I agree it is a sad state. I'm just saying that info is widely available for months now.

I'll be the first to admit I know very little about Qt and how well adopted that is by the large, commercial s/w developers. I must admit that I've always considered Qt to be more of a community-developer tool and not something used by the larger houses.
You couldn't be more wrong. This may sound as a marketing pitch, but hey - Qt's root were primarily commercial (just to name a few of the more $$$ oriented vendors using Qt in their commercial products: Autodesk, Google, Skype) and has just recently been pushed into the community arena with GPL licensing. Nokia is betting the farm on Qt software-wise. ALL (I hope I don't have to bold/fontsize this ALL) applications for Nokia phones will be done in Qt. Really, In Symbian^4 and MeeGo, Qt is the only official framework. Plus, to build momentum, you have it out-of-the-box on Symbian^3 and made available to legacy Nokia devices, going back as far as the N95. That's an ecosystem that has literally hundreds of millions of devices just from Nokia, not to mention devices from other vendors. And the N900 is part of that ecosystem, regardless of what a techsupport dude says on a Friday afternoon.

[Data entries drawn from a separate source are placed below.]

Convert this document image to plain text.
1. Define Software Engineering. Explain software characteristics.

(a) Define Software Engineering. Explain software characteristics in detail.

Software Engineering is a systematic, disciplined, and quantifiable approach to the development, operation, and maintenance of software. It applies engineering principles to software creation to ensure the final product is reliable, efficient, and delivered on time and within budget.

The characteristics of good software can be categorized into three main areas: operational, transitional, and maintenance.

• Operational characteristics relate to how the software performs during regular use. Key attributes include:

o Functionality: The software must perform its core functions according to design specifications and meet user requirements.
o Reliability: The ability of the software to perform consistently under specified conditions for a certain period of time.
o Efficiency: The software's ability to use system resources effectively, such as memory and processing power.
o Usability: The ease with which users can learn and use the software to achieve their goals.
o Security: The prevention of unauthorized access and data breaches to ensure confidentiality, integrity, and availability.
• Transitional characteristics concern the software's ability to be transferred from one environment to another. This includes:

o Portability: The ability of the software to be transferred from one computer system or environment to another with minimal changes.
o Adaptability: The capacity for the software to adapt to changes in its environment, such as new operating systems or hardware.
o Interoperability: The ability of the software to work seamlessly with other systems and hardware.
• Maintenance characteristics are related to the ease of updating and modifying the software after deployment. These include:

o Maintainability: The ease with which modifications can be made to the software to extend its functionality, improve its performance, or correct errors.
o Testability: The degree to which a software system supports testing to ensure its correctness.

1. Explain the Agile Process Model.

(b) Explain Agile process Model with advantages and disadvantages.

Are you seriously telling me that you expect the Maemo5 platform to receive official and commercial third-party support into 'the distant future'?
What people still don't realize is that there is no Maemo5 platform. There is a Qt platform. Maemo 5 is an OS supported by that platform. A subtle but extremely important difference.

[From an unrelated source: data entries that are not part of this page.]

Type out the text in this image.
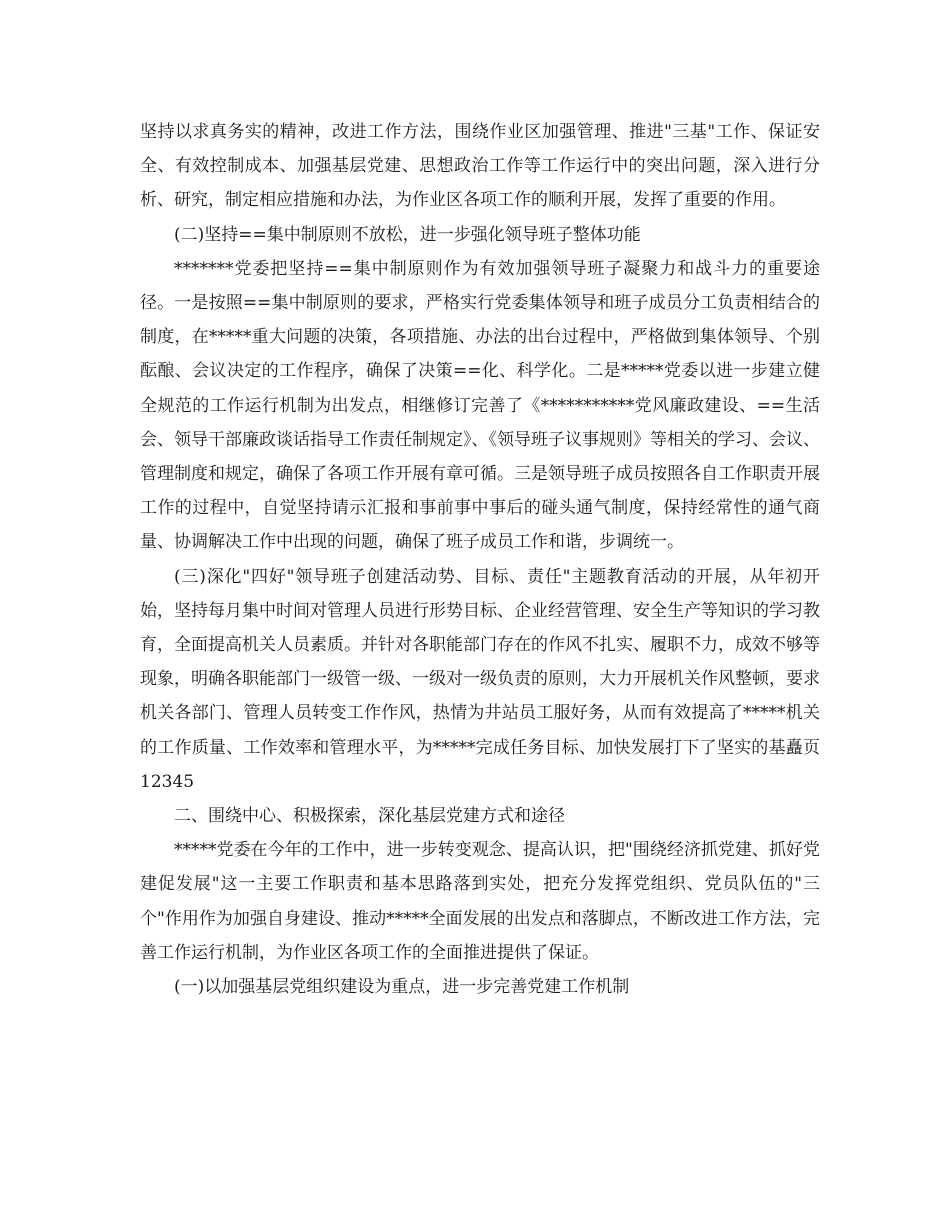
坚持以求真务实的精神，改进工作方法，围绕作业区加强管理、推进"三基"工作、保证安全、有效控制成本、加强基层党建、思想政治工作等工作运行中的突出问题，深入进行分析、研究，制定相应措施和办法，为作业区各项工作的顺利开展，发挥了重要的作用。

(二)坚持==集中制原则不放松，进一步强化领导班子整体功能

*******党委把坚持==集中制原则作为有效加强领导班子凝聚力和战斗力的重要途径。一是按照==集中制原则的要求，严格实行党委集体领导和班子成员分工负责相结合的制度，在*****重大问题的决策，各项措施、办法的出台过程中，严格做到集体领导、个别酝酿、会议决定的工作程序，确保了决策==化、科学化。二是*****党委以进一步建立健全规范的工作运行机制为出发点，相继修订完善了《***********党风廉政建设、==生活会、领导干部廉政谈话指导工作责任制规定》、《领导班子议事规则》等相关的学习、会议、管理制度和规定，确保了各项工作开展有章可循。三是领导班子成员按照各自工作职责开展工作的过程中，自觉坚持请示汇报和事前事中事后的碰头通气制度，保持经常性的通气商量、协调解决工作中出现的问题，确保了班子成员工作和谐，步调统一。

(三)深化"四好"领导班子创建活动势、目标、责任"主题教育活动的开展，从年初开始，坚持每月集中时间对管理人员进行形势目标、企业经营管理、安全生产等知识的学习教育，全面提高机关人员素质。并针对各职能部门存在的作风不扎实、履职不力，成效不够等现象，明确各职能部门一级管一级、一级对一级负责的原则，大力开展机关作风整顿，要求机关各部门、管理人员转变工作作风，热情为井站员工服好务，从而有效提高了*****机关的工作质量、工作效率和管理水平，为*****完成任务目标、加快发展打下了坚实的基矗页 12345

二、围绕中心、积极探索，深化基层党建方式和途径

*****党委在今年的工作中，进一步转变观念、提高认识，把"围绕经济抓党建、抓好党建促发展"这一主要工作职责和基本思路落到实处，把充分发挥党组织、党员队伍的"三个"作用作为加强自身建设、推动*****全面发展的出发点和落脚点，不断改进工作方法，完善工作运行机制，为作业区各项工作的全面推进提供了保证。

(一)以加强基层党组织建设为重点，进一步完善党建工作机制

Let me generalize for a moment:
If there are, say, 2 million devices sold running OS X, the userbase is mixed corp/non-corp - but the device and OS is about to be EOL'd it does not matter what 'state an appstore' is in or, for much longer, how many devices were sold.

To sum up my ramblings: Number of sold devices becomes rapidly much less important and does not have the profound impact that you mention when you start looking at the other factors.
No, it doesn't work that way really. It is STILL a very important factor for Ovi apps for example to run on a N95. It has been discontinued centuries ago, the successors had a less than stellar reception, but still, if you submit an app to the Ovi store, you make it work on the N95, period. I would agree with you on an armchair basis, but reality disagrees.

End comment (I know finally right...): One thing I don't know - and depending on the answer it would either support or nullify all my ramblings - is how these 'closed source, commercial grade apps/games' developed for MeeGo can/will run on Maemo5.
That is a very good question - the answer depends primarily on the publisher, whether they WANT to make it available (this in fact has no bearing how much longer Maemo5 is officially supported by Nokia). The actual technical effort is minimal, the API level stuff is almost identical as long as there are Qt updates, with packaging and DRM being the sticking points - and that is far more a policy question which will be decided by publishers on a case by case basis.